Assigning probabilities inversely proportional to distances

Question

Textbook problem

In one of my homework problems, I'm struggling with the phrase: "with probabilities inversely proportional to the distances to the corner from the current position".

The three distances are 3 cm, 4 cm, and 5 cm, and I have to assign probabilities to these three events totaling 1 in accordance with this inverse proportionality rule.

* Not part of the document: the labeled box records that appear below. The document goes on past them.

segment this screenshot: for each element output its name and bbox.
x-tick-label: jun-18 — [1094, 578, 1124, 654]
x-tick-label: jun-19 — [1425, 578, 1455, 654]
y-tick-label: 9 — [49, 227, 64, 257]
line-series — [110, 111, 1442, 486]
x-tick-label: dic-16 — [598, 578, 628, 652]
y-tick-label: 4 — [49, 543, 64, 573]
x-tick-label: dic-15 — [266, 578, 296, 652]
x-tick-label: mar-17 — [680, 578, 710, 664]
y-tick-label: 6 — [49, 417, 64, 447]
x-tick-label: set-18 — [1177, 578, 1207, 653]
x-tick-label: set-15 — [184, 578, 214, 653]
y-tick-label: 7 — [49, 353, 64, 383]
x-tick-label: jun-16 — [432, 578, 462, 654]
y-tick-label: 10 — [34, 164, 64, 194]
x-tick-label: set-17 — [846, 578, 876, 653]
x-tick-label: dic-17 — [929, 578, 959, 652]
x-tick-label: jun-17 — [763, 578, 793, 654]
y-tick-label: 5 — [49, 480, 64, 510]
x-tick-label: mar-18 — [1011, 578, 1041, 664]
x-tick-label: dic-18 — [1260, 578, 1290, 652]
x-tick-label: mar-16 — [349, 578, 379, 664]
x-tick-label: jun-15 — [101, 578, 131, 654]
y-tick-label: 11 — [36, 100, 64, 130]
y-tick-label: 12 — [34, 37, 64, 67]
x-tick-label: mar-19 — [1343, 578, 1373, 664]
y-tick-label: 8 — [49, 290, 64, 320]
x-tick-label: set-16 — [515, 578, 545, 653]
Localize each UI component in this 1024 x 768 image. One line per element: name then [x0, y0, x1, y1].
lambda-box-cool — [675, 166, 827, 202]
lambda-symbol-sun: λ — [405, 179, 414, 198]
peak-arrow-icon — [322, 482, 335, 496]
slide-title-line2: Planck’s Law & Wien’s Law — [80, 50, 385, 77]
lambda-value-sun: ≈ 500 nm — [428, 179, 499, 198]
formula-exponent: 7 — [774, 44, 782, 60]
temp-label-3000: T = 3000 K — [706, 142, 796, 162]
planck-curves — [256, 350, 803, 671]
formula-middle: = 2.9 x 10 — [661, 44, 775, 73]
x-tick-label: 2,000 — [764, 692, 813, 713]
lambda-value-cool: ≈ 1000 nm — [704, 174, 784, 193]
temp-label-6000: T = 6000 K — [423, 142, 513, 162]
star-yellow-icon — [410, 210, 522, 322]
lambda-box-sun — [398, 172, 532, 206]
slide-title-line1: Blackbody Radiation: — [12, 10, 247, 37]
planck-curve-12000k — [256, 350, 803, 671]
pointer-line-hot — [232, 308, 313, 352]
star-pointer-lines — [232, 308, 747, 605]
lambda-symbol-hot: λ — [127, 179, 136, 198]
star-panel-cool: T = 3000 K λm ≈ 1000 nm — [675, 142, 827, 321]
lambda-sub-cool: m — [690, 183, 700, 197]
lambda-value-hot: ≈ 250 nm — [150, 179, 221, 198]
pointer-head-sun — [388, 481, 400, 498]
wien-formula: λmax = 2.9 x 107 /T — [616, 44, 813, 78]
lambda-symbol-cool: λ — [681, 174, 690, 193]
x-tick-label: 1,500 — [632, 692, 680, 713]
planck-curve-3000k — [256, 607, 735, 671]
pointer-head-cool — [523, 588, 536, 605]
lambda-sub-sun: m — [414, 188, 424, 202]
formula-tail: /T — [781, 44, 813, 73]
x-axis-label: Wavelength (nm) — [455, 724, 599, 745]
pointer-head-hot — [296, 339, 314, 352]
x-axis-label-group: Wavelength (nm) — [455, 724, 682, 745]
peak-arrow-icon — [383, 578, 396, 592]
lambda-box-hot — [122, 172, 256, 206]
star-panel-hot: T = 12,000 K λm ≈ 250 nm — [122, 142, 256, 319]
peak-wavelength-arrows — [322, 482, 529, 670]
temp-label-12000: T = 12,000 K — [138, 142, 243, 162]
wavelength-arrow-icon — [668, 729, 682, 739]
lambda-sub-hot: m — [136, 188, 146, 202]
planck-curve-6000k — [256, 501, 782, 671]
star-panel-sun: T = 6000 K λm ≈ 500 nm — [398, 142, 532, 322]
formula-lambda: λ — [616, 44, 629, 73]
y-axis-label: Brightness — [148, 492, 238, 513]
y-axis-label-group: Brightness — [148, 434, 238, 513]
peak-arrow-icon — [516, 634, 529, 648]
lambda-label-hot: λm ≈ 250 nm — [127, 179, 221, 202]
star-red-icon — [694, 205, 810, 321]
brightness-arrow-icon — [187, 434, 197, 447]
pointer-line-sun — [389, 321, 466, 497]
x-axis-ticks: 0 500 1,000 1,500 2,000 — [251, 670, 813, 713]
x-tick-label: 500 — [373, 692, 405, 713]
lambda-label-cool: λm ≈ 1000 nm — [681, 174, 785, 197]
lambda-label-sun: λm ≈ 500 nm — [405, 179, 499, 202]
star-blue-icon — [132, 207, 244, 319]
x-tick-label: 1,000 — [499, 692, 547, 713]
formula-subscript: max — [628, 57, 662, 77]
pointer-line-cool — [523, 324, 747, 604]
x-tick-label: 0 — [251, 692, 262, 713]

I constructed the following equation:

(1/3)x+(1/4)x+(1/5)x=1

Then, I solved for x and got x=(60/47), and multiplied this with the (1/3), (1/4) and (1/5). My rationale was to find a constant factor so that I could assign probabilities to these three events totaling 1, but I do not think this is correct.

Answer 1

You are almost done.

The first row of the transition matrix should tell you the probabilities for going from corner $1$ to $2$, $3$ and $4$. Those must add to $1$ and should be in proportion $1/4:1/5:1/3$, the reciprocals of the distances. Since $$ \frac{1}{4} + \frac{1}{5} + \frac{1}{3} = \frac{47}{60} $$ (your arithmetic is correct) you have to scale the fractions by $60/47$. Then they will sum to $1$ and so represent probabilities. So the first row of your transition matrix will be $$ 0, \frac{15}{47} , \frac{12}{47} , \frac{20}{47} $$

(I wish the author of the problem had labeled the vertices $A,B,C,D$ rather than $1,2,3,4$.)